Al fin de cuentas, como todo el mundo, siempre termino escribiendo la misma historia. Apenas hay que rascar un poco bajo la superficie y ahí están: los eternos muchachos que fingen ser hombres y que al final, como todos nosotros supongo, terminan volviéndose transparentes. Podemos ver entonces al niño asustado en su interior, accionando las manecillas del robot en forma de hombre en el que ha sido encerrado. Los hago hacer todas las cosas que nunca he sabido hacer: dar portazos, reaccionar cuando hace falta, partir a tiempo, mostrar un amor o un odio violento hacia cada objeto de este mundo…
Si no me quedara aún un poco de vergüenza, esta sería una ocasión inmejorable para apiadarme de mí mismo. Pero bueno, por más esfuerzos que haga, no logro recordar la última vez en que lloré, y no creo que me ponga a hacerlo justo ahora.
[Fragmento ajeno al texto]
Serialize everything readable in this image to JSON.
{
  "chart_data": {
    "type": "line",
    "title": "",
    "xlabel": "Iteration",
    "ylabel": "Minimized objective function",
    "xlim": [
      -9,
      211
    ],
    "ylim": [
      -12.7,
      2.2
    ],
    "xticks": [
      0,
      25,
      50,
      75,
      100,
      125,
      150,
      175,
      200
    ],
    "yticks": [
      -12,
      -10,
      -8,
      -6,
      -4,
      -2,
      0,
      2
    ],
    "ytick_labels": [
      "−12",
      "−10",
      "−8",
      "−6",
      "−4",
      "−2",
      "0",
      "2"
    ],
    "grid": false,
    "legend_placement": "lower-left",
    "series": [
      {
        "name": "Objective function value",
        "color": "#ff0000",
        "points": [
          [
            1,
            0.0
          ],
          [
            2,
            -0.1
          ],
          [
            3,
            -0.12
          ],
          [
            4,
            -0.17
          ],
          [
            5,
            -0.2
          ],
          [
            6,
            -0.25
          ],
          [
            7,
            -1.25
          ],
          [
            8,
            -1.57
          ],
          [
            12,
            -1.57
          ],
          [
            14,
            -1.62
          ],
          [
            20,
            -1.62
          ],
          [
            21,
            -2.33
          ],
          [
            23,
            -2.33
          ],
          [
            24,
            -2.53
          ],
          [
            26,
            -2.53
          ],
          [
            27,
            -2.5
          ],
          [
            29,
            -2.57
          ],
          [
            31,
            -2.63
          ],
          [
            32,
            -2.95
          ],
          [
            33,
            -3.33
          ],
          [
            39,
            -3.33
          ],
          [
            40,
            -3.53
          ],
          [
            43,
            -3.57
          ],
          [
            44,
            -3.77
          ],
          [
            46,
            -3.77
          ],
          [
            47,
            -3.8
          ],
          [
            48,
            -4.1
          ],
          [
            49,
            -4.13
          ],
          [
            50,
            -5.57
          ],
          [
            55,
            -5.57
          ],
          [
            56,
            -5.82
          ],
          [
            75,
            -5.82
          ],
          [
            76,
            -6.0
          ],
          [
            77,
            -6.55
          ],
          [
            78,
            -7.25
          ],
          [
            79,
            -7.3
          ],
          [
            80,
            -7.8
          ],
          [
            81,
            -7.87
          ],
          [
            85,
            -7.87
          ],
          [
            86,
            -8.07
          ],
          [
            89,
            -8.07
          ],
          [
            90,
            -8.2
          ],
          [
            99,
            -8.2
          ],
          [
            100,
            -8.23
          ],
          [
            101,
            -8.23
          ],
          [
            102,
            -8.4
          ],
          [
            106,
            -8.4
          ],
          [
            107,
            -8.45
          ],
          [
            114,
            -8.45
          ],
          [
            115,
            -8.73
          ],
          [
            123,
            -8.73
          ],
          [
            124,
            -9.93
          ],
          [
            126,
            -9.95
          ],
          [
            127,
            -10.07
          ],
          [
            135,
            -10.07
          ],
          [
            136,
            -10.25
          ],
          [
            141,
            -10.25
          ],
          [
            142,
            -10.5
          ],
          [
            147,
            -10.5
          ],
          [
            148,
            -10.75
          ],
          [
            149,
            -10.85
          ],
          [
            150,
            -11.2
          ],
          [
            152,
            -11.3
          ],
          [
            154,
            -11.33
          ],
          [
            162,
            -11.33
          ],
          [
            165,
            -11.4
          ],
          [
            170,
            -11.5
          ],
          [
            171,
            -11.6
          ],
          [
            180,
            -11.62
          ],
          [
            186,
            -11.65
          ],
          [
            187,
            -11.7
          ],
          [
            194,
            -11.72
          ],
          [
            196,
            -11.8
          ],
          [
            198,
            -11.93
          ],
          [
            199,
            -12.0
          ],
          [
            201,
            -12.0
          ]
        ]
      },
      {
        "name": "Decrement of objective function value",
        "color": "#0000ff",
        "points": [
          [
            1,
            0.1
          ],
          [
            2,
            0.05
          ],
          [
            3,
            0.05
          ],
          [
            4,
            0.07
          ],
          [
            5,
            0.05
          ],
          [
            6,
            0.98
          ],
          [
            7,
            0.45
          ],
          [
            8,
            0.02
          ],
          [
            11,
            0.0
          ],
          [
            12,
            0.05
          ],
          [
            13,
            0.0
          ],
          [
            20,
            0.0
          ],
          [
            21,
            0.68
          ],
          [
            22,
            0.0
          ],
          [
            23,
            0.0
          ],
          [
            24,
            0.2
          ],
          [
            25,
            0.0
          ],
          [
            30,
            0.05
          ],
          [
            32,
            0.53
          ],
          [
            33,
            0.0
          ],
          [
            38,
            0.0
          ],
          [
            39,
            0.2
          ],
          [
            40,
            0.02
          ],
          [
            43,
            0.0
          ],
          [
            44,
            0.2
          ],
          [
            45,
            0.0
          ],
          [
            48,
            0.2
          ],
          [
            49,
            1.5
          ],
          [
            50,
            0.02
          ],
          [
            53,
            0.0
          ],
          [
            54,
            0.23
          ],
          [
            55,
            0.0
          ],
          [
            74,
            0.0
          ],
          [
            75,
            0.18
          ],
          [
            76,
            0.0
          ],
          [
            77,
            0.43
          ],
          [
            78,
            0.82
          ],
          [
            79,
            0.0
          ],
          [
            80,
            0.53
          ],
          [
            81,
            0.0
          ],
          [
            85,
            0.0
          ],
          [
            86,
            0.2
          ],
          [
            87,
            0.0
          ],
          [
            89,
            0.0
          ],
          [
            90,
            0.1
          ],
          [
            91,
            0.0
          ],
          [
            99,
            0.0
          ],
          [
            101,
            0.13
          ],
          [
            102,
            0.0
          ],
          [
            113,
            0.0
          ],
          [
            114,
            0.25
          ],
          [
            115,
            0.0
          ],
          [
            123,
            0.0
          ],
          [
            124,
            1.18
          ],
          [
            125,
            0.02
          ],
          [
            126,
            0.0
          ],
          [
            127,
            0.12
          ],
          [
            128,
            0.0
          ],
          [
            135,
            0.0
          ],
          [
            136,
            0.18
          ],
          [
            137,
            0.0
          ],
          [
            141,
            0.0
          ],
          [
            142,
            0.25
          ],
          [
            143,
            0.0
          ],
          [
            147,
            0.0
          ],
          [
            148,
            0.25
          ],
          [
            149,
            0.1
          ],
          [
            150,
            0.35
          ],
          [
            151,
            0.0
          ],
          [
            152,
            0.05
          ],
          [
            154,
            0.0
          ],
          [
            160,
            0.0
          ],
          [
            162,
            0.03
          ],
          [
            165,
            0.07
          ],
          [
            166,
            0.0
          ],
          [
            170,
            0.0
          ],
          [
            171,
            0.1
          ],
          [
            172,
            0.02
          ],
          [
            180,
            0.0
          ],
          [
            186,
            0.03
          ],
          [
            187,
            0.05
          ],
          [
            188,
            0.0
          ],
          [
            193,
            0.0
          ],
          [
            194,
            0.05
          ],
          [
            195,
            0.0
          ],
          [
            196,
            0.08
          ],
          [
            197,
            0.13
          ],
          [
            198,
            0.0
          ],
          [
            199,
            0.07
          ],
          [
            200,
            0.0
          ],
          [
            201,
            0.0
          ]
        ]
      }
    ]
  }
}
Así es. Tal vez sea simplemente el momento de que yo mismo me vuelva transparente, de una vez por todas. Supongo que ya lo han comprendido: no hay casa, ni mujer, ni libros, no hay más ningún lugar donde regresar. El futuro es un manchón borroso en el horizonte. Un coche que pasa, dispuesto a llevarnos por delante.
Es sólo el comienzo de otra estación fantasma, como las ha habido ya tantas, en mi vida.
En fin: buena suerte, Lucille, Lucía, Lucy, dondequiera que estés a estas horas.
Y buenas noches a Thomas de mi parte.
Piensen que simplemente me fui de excursión al tiempo pasado. A hacer un largo pic-nic en las tierras del olvido.